In composing the list of necessities, one must not go too far afield...but one must not stop short, either. Food, clothing, shelter, and energy are end-user consumables. They’re made available to the consumer by a process of production and distribution that has many components. So we must look also to the supply chains that provide those components. Are they reasonably secure, or could they be badly disturbed by some hostile power?
The item that deserves deep consideration is food. Our food supply chain involves major technological developments unknown a century ago. Agrochemicals make possible the great productivity of our farms. Massive machines do the bulk of the labor. And of course, the food must get from the farms to the supermarkets, which requires trucks and trains.
In recent years we’ve heard several times about China’s dominance of the supply of rare earth elements. Several of those elements are important in electronics production. Do any of them figure into agrochemicals or the machines, trains, and trucks that bring the food to us? If so, what could be done about it?
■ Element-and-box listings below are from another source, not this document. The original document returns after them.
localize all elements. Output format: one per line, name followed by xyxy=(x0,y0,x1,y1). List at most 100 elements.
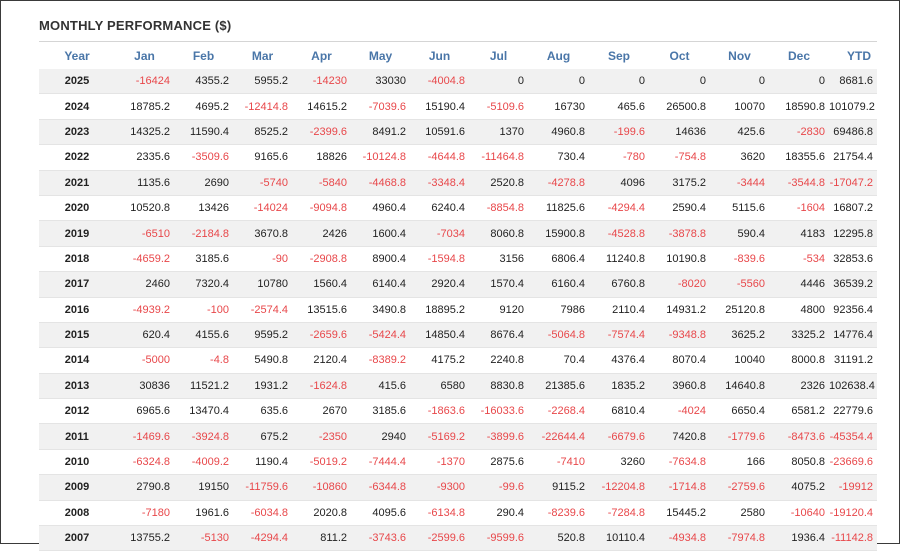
month-value-cell: 16730 xyxy=(528,93,589,120)
month-value-cell: -5740 xyxy=(233,170,292,196)
column-header-nov: Nov xyxy=(710,43,769,69)
month-value-cell: -2399.6 xyxy=(292,119,351,146)
month-value-cell: -3899.6 xyxy=(469,423,528,450)
month-value-cell: 4446 xyxy=(769,271,829,298)
month-value-cell: 2020.8 xyxy=(292,500,351,527)
month-value-cell: -534 xyxy=(769,246,829,273)
month-value-cell: -6324.8 xyxy=(115,449,174,476)
month-value-cell: 4800 xyxy=(769,297,829,323)
month-value-cell: 1835.2 xyxy=(589,373,649,400)
month-value-cell: 10591.6 xyxy=(410,119,469,146)
month-value-cell: -3348.4 xyxy=(410,170,469,196)
month-value-cell: -6679.6 xyxy=(589,423,649,450)
month-value-cell: -9300 xyxy=(410,474,469,501)
year-cell: 2008 xyxy=(39,500,115,527)
ytd-cell: -19120.4 xyxy=(829,500,877,527)
month-value-cell: -4644.8 xyxy=(410,144,469,171)
ytd-cell: -45354.4 xyxy=(829,423,877,450)
table-row: 2010 -6324.8 -4009.2 1190.4 -5019.2 -7444.4 -1… xyxy=(39,449,877,476)
month-value-cell: 2590.4 xyxy=(649,195,710,222)
month-value-cell: 0 xyxy=(649,69,710,95)
month-value-cell: -2599.6 xyxy=(410,525,469,551)
year-cell: 2020 xyxy=(39,195,115,222)
month-value-cell: 18826 xyxy=(292,144,351,171)
month-value-cell: 2326 xyxy=(769,373,829,400)
month-value-cell: -6344.8 xyxy=(351,474,410,501)
month-value-cell: -7974.8 xyxy=(710,525,769,551)
month-value-cell: 3185.6 xyxy=(351,398,410,425)
month-value-cell: 1560.4 xyxy=(292,271,351,298)
month-value-cell: 11240.8 xyxy=(589,246,649,273)
ytd-cell: -11142.8 xyxy=(829,525,877,551)
table-row: 2007 13755.2 -5130 -4294.4 811.2 -3743.6 -2599… xyxy=(39,525,877,551)
month-value-cell: -1624.8 xyxy=(292,373,351,400)
month-value-cell: -11464.8 xyxy=(469,144,528,171)
month-value-cell: -7574.4 xyxy=(589,322,649,349)
month-value-cell: 9595.2 xyxy=(233,322,292,349)
column-header-aug: Aug xyxy=(528,43,589,69)
month-value-cell: 18895.2 xyxy=(410,297,469,323)
month-value-cell: 11825.6 xyxy=(528,195,589,222)
month-value-cell: 14636 xyxy=(649,119,710,146)
ytd-cell: 92356.4 xyxy=(829,297,877,323)
table-row: 2022 2335.6 -3509.6 9165.6 18826 -10124.8 -464… xyxy=(39,144,877,171)
month-value-cell: -4659.2 xyxy=(115,246,174,273)
month-value-cell: -2830 xyxy=(769,119,829,146)
month-value-cell: -6034.8 xyxy=(233,500,292,527)
month-value-cell: 8676.4 xyxy=(469,322,528,349)
table-row: 2016 -4939.2 -100 -2574.4 13515.6 3490.8 18895… xyxy=(39,297,877,323)
month-value-cell: 18590.8 xyxy=(769,93,829,120)
month-value-cell: -3878.8 xyxy=(649,220,710,247)
column-header-may: May xyxy=(351,43,410,69)
month-value-cell: 3156 xyxy=(469,246,528,273)
month-value-cell: 2580 xyxy=(710,500,769,527)
month-value-cell: 4183 xyxy=(769,220,829,247)
month-value-cell: -16033.6 xyxy=(469,398,528,425)
month-value-cell: -7284.8 xyxy=(589,500,649,527)
year-cell: 2024 xyxy=(39,93,115,120)
month-value-cell: -2184.8 xyxy=(174,220,233,247)
month-value-cell: -5560 xyxy=(710,271,769,298)
column-header-oct: Oct xyxy=(649,43,710,69)
month-value-cell: 25120.8 xyxy=(710,297,769,323)
month-value-cell: -839.6 xyxy=(710,246,769,273)
month-value-cell: -9348.8 xyxy=(649,322,710,349)
month-value-cell: -7034 xyxy=(410,220,469,247)
ytd-cell: 102638.4 xyxy=(829,373,877,400)
month-value-cell: 1931.2 xyxy=(233,373,292,400)
month-value-cell: 0 xyxy=(769,69,829,95)
year-cell: 2017 xyxy=(39,271,115,298)
month-value-cell: 2120.4 xyxy=(292,347,351,374)
month-value-cell: -6510 xyxy=(115,220,174,247)
month-value-cell: 7420.8 xyxy=(649,423,710,450)
month-value-cell: 3490.8 xyxy=(351,297,410,323)
ytd-cell: 12295.8 xyxy=(829,220,877,247)
year-cell: 2009 xyxy=(39,474,115,501)
month-value-cell: 1190.4 xyxy=(233,449,292,476)
month-value-cell: -7634.8 xyxy=(649,449,710,476)
month-value-cell: 11590.4 xyxy=(174,119,233,146)
month-value-cell: 1570.4 xyxy=(469,271,528,298)
month-value-cell: -4.8 xyxy=(174,347,233,374)
month-value-cell: 8491.2 xyxy=(351,119,410,146)
month-value-cell: 0 xyxy=(528,69,589,95)
month-value-cell: 10110.4 xyxy=(589,525,649,551)
month-value-cell: -7410 xyxy=(528,449,589,476)
month-value-cell: 4355.2 xyxy=(174,69,233,95)
month-value-cell: -10124.8 xyxy=(351,144,410,171)
ytd-cell: 36539.2 xyxy=(829,271,877,298)
month-value-cell: -6134.8 xyxy=(410,500,469,527)
month-value-cell: 3175.2 xyxy=(649,170,710,196)
table-row: 2012 6965.6 13470.4 635.6 2670 3185.6 -1863.6-… xyxy=(39,398,877,425)
month-value-cell: -7039.6 xyxy=(351,93,410,120)
table-body: 2025 -16424 4355.2 5955.2 -14230 33030 -4004.8… xyxy=(39,69,877,551)
month-value-cell: 2670 xyxy=(292,398,351,425)
month-value-cell: -4024 xyxy=(649,398,710,425)
month-value-cell: -8854.8 xyxy=(469,195,528,222)
month-value-cell: 3960.8 xyxy=(649,373,710,400)
month-value-cell: 18355.6 xyxy=(769,144,829,171)
month-value-cell: 0 xyxy=(589,69,649,95)
month-value-cell: 9165.6 xyxy=(233,144,292,171)
month-value-cell: -3924.8 xyxy=(174,423,233,450)
month-value-cell: -5424.4 xyxy=(351,322,410,349)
As I mentioned in the previous piece, much of the reason for the offshoring trend of recent decades has been federal over-regulation of our productive sector, particularly of an environmentalist variety. President Trump has already had some success in luring American firms back onshore. Perhaps he will succeed in reversing the flow – i.e., to make the U.S. a magnet for the productive enterprises of other nations, as it once was – but that remains to be seen.
What also remains to be seen is whether the regulatory bureaucracy, like Tolkien’s Shadow, “takes another shape and grows again.” The bureaucracy is a favored destination for persons who like power but are ill-equipped to produce anything Americans actually want. Moreover, it offers that which the lazy and useless have favored throughout history: security. Changing the incentives involved by repealing the Pendleton Civil Service Reform Act and once again outlawing public-sector unions would prevent the resurgence of this “fourth branch of government” nowhere contemplated in the Constitution.
Expect the Deep State to fight with the ferocity of a wounded lion.